We give everyone and anyone blame – except ourselves. So here we are in the very first book of the Bible, just after God created this lovely paradise for us to live in, and we’ve already made decisions to eat the forbidden fruit, followed by hiding from our sin, followed by blaming God, blaming each other, and finally blaming the devil.

What a tragedy!

This tragic story in the Bible is almost the opposite of modern autobiographies. Most autobiographies are filled with conquest, overcoming the odds and victories. It’s often the same way whenever we talk about ourselves. We like to put our best foot forward and make ourselves look good.

But unlike the victorious autobiographies, or our own stories of self importance, the Bible doesn’t try to make people into heroes.
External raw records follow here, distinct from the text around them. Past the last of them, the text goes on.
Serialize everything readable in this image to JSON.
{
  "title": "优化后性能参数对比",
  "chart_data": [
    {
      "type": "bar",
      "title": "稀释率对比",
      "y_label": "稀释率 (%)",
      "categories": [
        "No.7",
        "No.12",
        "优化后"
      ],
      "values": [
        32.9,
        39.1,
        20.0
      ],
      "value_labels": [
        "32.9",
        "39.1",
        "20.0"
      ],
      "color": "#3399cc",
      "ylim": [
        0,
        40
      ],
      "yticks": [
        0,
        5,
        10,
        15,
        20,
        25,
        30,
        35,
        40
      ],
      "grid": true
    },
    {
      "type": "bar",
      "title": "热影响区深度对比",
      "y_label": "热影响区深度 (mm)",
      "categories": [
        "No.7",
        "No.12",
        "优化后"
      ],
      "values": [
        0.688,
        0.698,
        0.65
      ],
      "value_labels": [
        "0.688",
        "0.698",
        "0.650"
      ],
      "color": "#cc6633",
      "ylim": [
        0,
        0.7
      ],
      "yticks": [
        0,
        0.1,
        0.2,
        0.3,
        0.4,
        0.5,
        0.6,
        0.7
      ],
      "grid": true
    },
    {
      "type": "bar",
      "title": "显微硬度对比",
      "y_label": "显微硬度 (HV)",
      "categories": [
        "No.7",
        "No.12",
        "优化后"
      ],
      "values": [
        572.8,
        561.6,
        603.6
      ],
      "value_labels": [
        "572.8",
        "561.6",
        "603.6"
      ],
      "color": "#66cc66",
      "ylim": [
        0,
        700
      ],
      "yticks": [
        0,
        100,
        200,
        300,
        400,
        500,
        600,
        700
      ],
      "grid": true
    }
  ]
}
Instead the Bible is filled with stories about individual people and nations who constantly struggled with their faith and sinful nature. It is filled with stories about prodigal sons and lost sheep stories about doubters and people who constantly made mistakes.

Clearly, if someone was trying to write a book about “heroes” who never fell down and lived perfect lives, it is tough to find them in the Bible.

Yes, the Bible tells the truth. It says that all of us are fallen people who sin and fall short. From the very first couple who ate the forbidden fruit, we continually fall down.

• Look at the people of Israel who were rescued by Moses out of the slavery of Egypt. Remember how they walked through the Red Sea…. Yet they so quickly forgot what God had done for them.
• King David was a man who committed adultery, then murder and then denied the whole thing.
• Peter disowned Jesus.
• Thomas refused to believe that Jesus had risen from the dead.
• Paul himself said in Romans 7:17 “I decide to do good, but I don’t really do it; I decide not to do bad, but then I do it anyway.”

I fall down. And so do you. We all fall down, but God still loves you, even when you fall. There is something we can learn from the characters in the bible – that God loves you all the time right where you are at and He will help you to receive and understand this all so important truth.